The measure would make full-strength marijuana legal for the first time in Florida by adding cannabis to the list of experimental drugs available to patients diagnosed with illnesses that could result in death within a year without life-saving interventions.
A vote could come as early as Monday, with the bill (HB 307) then going to Gov. Rick Scott. The House approved the bill Thursday.
But most of the Senate discussion Friday focused on another portion of the bill, aimed at resolving problems with a 2014 law that legalized non-euphoric marijuana for patients with cancer or chronic seizures, including children with severe epilepsy.
Doctors were supposed to be able to order the low-THC cannabis products for patients more than a year ago, but legal challenges delayed implementation of the law, spurring frustrated lawmakers to propose the changes in this year’s legislation.
Under the 2014 law, nurseries that have been in business for 30 years and grow at least 400,000 plants were eligible to apply for one of five highly sought-after licenses to grow, process and distribute the cannabis products.
Health officials selected the five “dispensing organizations” in November, prompting another round of challenges. Hearings in the cases are slated to run from March through the end of July. Meanwhile, the dispensing organizations are in the process of beginning to cultivate the marijuana, which must be low in euphoria-inducing tetrahydrocannabinol, or THC, and high in cannabadiol, or CBD.

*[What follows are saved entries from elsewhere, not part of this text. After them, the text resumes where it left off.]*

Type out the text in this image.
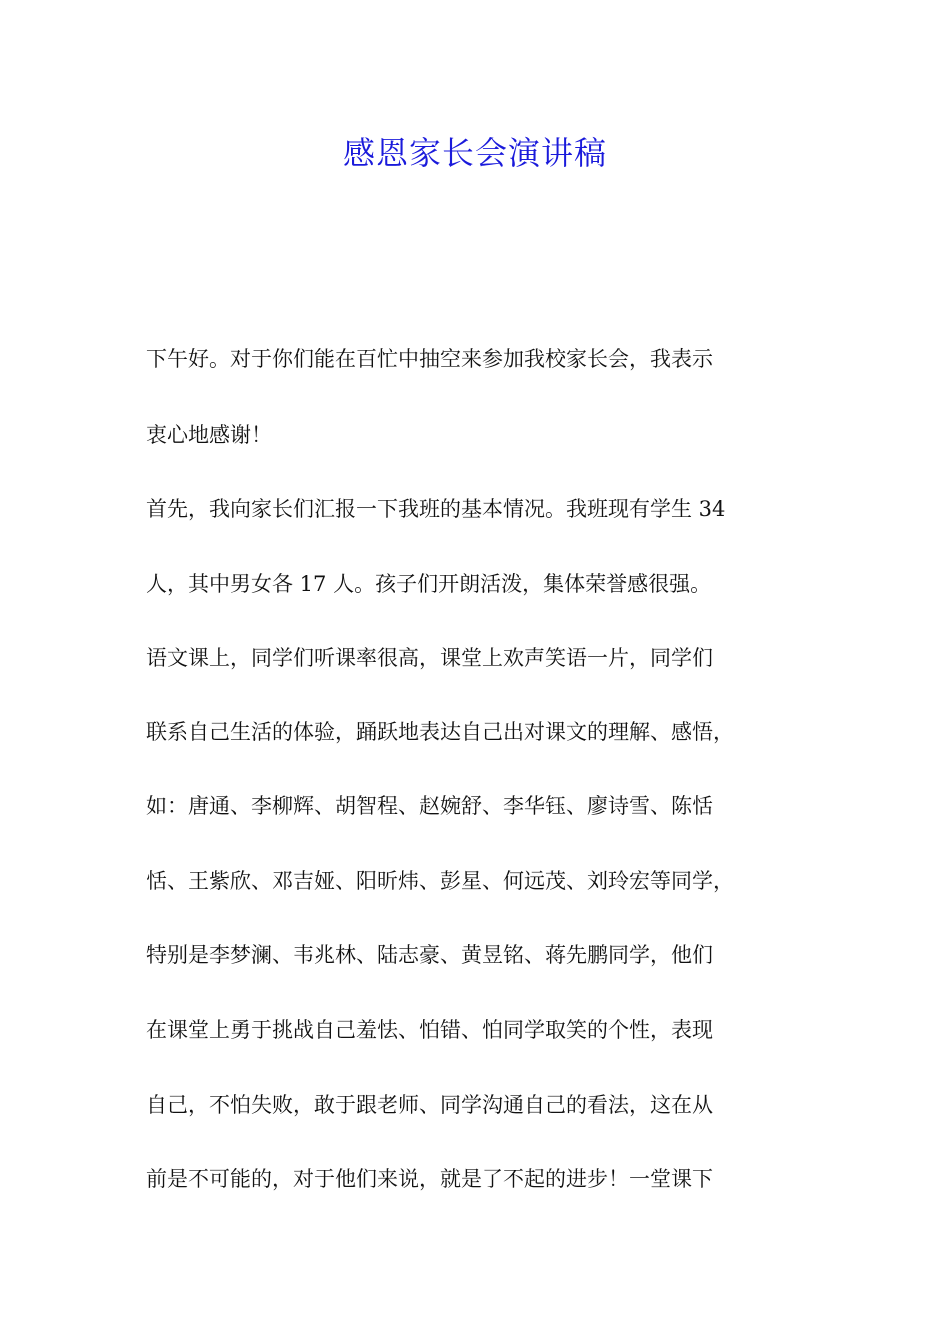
感恩家长会演讲稿
下午好。对于你们能在百忙中抽空来参加我校家长会，我表示
衷心地感谢！
首先，我向家长们汇报一下我班的基本情况。我班现有学生 34
人，其中男女各 17 人。孩子们开朗活泼，集体荣誉感很强。
语文课上，同学们听课率很高，课堂上欢声笑语一片，同学们
联系自己生活的体验，踊跃地表达自己出对课文的理解、感悟，
如：唐通、李柳辉、胡智程、赵婉舒、李华钰、廖诗雪、陈恬
恬、王紫欣、邓吉娅、阳昕炜、彭星、何远茂、刘玲宏等同学，
特别是李梦澜、韦兆林、陆志豪、黄昱铭、蒋先鹏同学，他们
在课堂上勇于挑战自己羞怯、怕错、怕同学取笑的个性，表现
自己，不怕失败，敢于跟老师、同学沟通自己的看法，这在从
前是不可能的，对于他们来说，就是了不起的进步！一堂课下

The bill ready for approval includes provisions that would allow each of the five applicants selected by health officials in November to keep their licenses and also would allow applicants whose challenges are successful to get licenses.
The measure would allow for three new dispensing organizations, once doctors have ordered medical marijuana treatments for at least 250,000 patients. It also includes an accommodation for black farmers, who complained they were shut out from applying for the licenses because none of the state’s black farmers met the criteria for the licenses.

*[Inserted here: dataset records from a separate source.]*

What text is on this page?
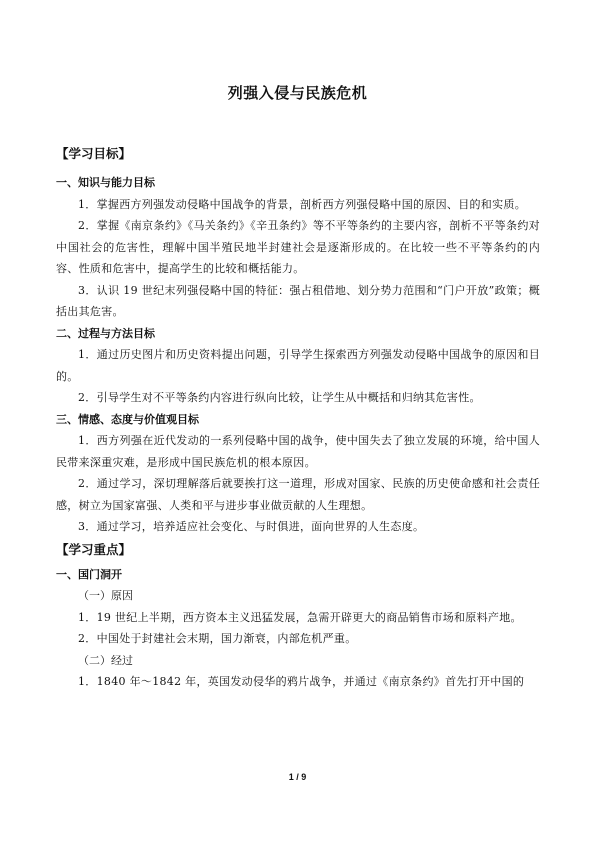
列强入侵与民族危机
【学习目标】
一、知识与能力目标

1．掌握西方列强发动侵略中国战争的背景，剖析西方列强侵略中国的原因、目的和实质。

2．掌握《南京条约》《马关条约》《辛丑条约》等不平等条约的主要内容，剖析不平等条约对中国社会的危害性，理解中国半殖民地半封建社会是逐渐形成的。在比较一些不平等条约的内容、性质和危害中，提高学生的比较和概括能力。

3．认识 19 世纪末列强侵略中国的特征：强占租借地、划分势力范围和“门户开放”政策；概括出其危害。

二、过程与方法目标

1．通过历史图片和历史资料提出问题，引导学生探索西方列强发动侵略中国战争的原因和目的。

2．引导学生对不平等条约内容进行纵向比较，让学生从中概括和归纳其危害性。

三、情感、态度与价值观目标

1．西方列强在近代发动的一系列侵略中国的战争，使中国失去了独立发展的环境，给中国人民带来深重灾难，是形成中国民族危机的根本原因。

2．通过学习，深切理解落后就要挨打这一道理，形成对国家、民族的历史使命感和社会责任感，树立为国家富强、人类和平与进步事业做贡献的人生理想。

3．通过学习，培养适应社会变化、与时俱进，面向世界的人生态度。

【学习重点】
一、国门洞开

（一）原因

1．19 世纪上半期，西方资本主义迅猛发展，急需开辟更大的商品销售市场和原料产地。

2．中国处于封建社会末期，国力渐衰，内部危机严重。

（二）经过

1．1840 年～1842 年，英国发动侵华的鸦片战争，并通过《南京条约》首先打开中国的

1 / 9
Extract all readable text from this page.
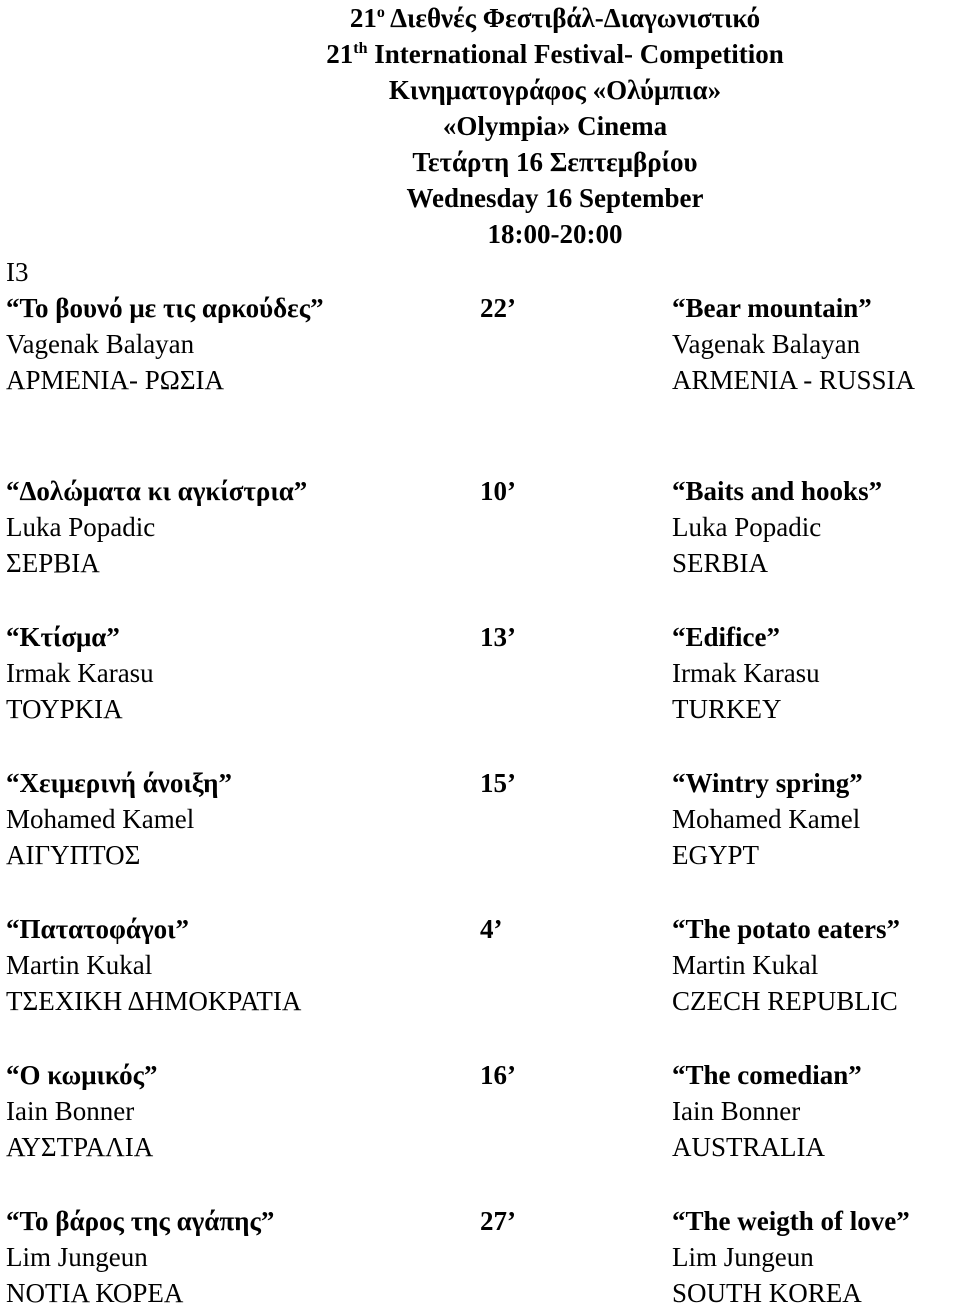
$21^o$ Διεθνές Φεστιβάλ-Διαγωνιστικό
21th International Festival- Competition
Κινηματογράφος «Ολύμπια»
«Olympia» Cinema
Τετάρτη 16 Σεπτεμβρίου
Wednesday 16 September
18:00-20:00
Ι3
“Το βουνό με τις αρκούδες”	22’	“Bear mountain”
Vagenak Balayan	Vagenak Balayan
ΑΡΜΕΝΙΑ- ΡΩΣΙΑ	ARMENIA - RUSSIA
“Δολώματα κι αγκίστρια”	10’	“Baits and hooks”
Luka Popadic	Luka Popadic
ΣΕΡΒΙΑ	SERBIA
“Κτίσμα”	13’	“Edifice”
Irmak Karasu	Irmak Karasu
ΤΟΥΡΚΙΑ	TURKEY
“Χειμερινή άνοιξη”	15’	“Wintry spring”
Mohamed Kamel	Mohamed Kamel
ΑΙΓΥΠΤΟΣ	EGYPT
“Πατατοφάγοι”	4’	“The potato eaters”
Martin Kukal	Martin Kukal
ΤΣΕΧΙΚΗ ΔΗΜΟΚΡΑΤΙΑ	CZECH REPUBLIC
“Ο κωμικός”	16’	“The comedian”
Iain Bonner	Iain Bonner
ΑΥΣΤΡΑΛΙΑ	AUSTRALIA
“Το βάρος της αγάπης”	27’	“The weigth of love”
Lim Jungeun	Lim Jungeun
ΝΟΤΙΑ ΚΟΡΕΑ	SOUTH KOREA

But the changes to the measure — which ultimately could increase the number of dispensing organizations to a dozen — don’t go far enough to fix a bad law, Sen. Jeff Clemens said.

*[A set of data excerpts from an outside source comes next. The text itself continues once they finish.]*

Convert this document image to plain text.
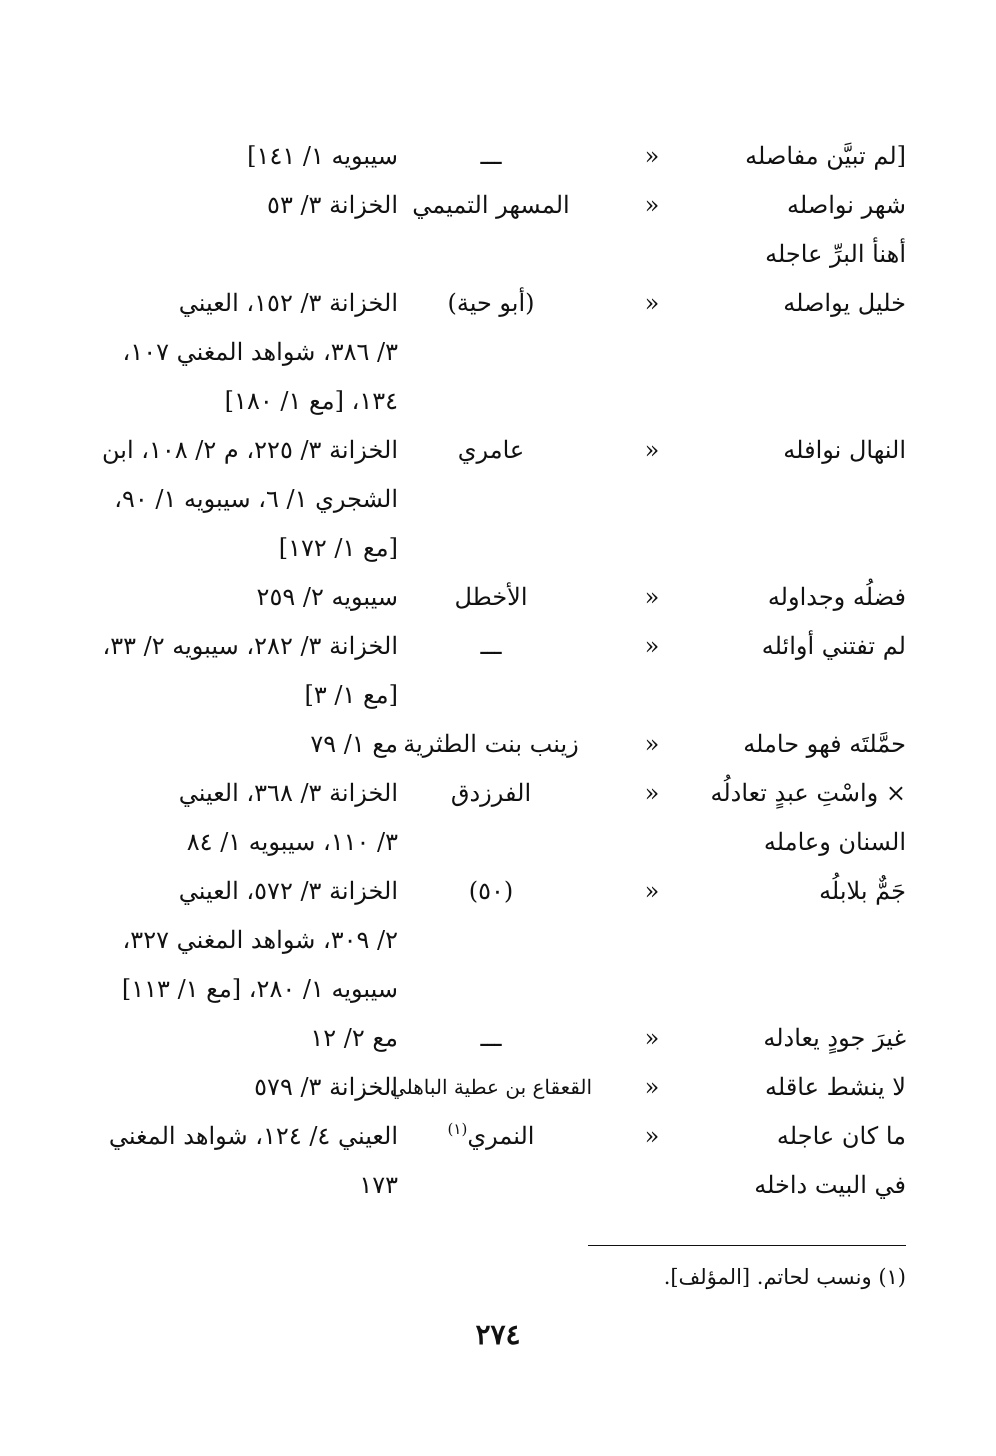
[لم تبيَّن مفاصله
«
ـــ
سيبويه ١/ ١٤١]
شهر نواصله
«
المسهر التميمي
الخزانة ٣/ ٥٣
أهنأ البرِّ عاجله
خليل يواصله
«
(أبو حية)
الخزانة ٣/ ١٥٢، العيني
٣/ ٣٨٦، شواهد المغني ١٠٧،
١٣٤، [مع ١/ ١٨٠]
النهال نوافله
«
عامري
الخزانة ٣/ ٢٢٥، م ٢/ ١٠٨، ابن
الشجري ١/ ٦، سيبويه ١/ ٩٠،
[مع ١/ ١٧٢]
فضلُه وجداوله
«
الأخطل
سيبويه ٢/ ٢٥٩
لم تفتني أوائله
«
ـــ
الخزانة ٣/ ٢٨٢، سيبويه ٢/ ٣٣،
[مع ١/ ٣]
حمَّلتَه فهو حامله
«
زينب بنت الطثرية
مع ١/ ٧٩
× واسْتِ عبدٍ تعادلُه
السنان وعامله
«
الفرزدق
الخزانة ٣/ ٣٦٨، العيني
٣/ ١١٠، سيبويه ١/ ٨٤
جَمٌّ بلابلُه
«
(٥٠)
الخزانة ٣/ ٥٧٢، العيني
٢/ ٣٠٩، شواهد المغني ٣٢٧،
سيبويه ١/ ٢٨٠، [مع ١/ ١١٣]
غيرَ جودٍ يعادله
«
ـــ
مع ٢/ ١٢
لا ينشط عاقله
«
القعقاع بن عطية الباهلي
الخزانة ٣/ ٥٧٩
ما كان عاجله
في البيت داخله
«
النمري$^{(١)}$
العيني ٤/ ١٢٤، شواهد المغني
١٧٣
(١) ونسب لحاتم. [المؤلف].
٢٧٤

The focus of the 2014 law “was to help people and we haven’t helped anyone … because other members of this Legislature have been focused more on helping people out in the hallway more than helping people in our communities,” Clemens, a Lake Worth Democrat, said. “It was written to undermine the free market, and it was written to pick winners and losers.”
Sen. Rob Bradley, the bill’s sponsor who was instrumental in passage of the low-THC law, said he filed the legislation because he was “frustrated … with people suing and worrying more about money than patients.”
Bradley argued against changing the bill, saying that it was a result of a compromise with the House. And, Bradley said, a proposed constitutional amendment on the November ballot that would legalize medical marijuana for a broad range of patients will open up the market if it passes.
But Clemens and other critics of the measure filed more than 30 amendments, including proposals that would have expanded the types of patients who could qualify for the full-strength marijuana and would have allowed farmers — and not just nurseries — to compete for the licenses, all of which failed.
One proposal, aimed at helping veterans, would have allowed people with post-traumatic stress disorder to qualify for the medical marijuana treatment. Sen. Greg Evers, the amendment’s sponsor, said it would help keep veterans, who self-medicate with illegal drugs or addictive prescription drugs, out of trouble.
“We owe it to them to have less powerful pain killers, less powerful sleep options … and not put them into veteran courts,” Evers, R-Baker, said.
Saying that his two brothers served overseas, Bradley insisted that his family “loves the military.”
“The Bradley family loves the military. This is not an up or down vote on how much we love our veterans,” he said.
Evers’ amendment died on a tie vote.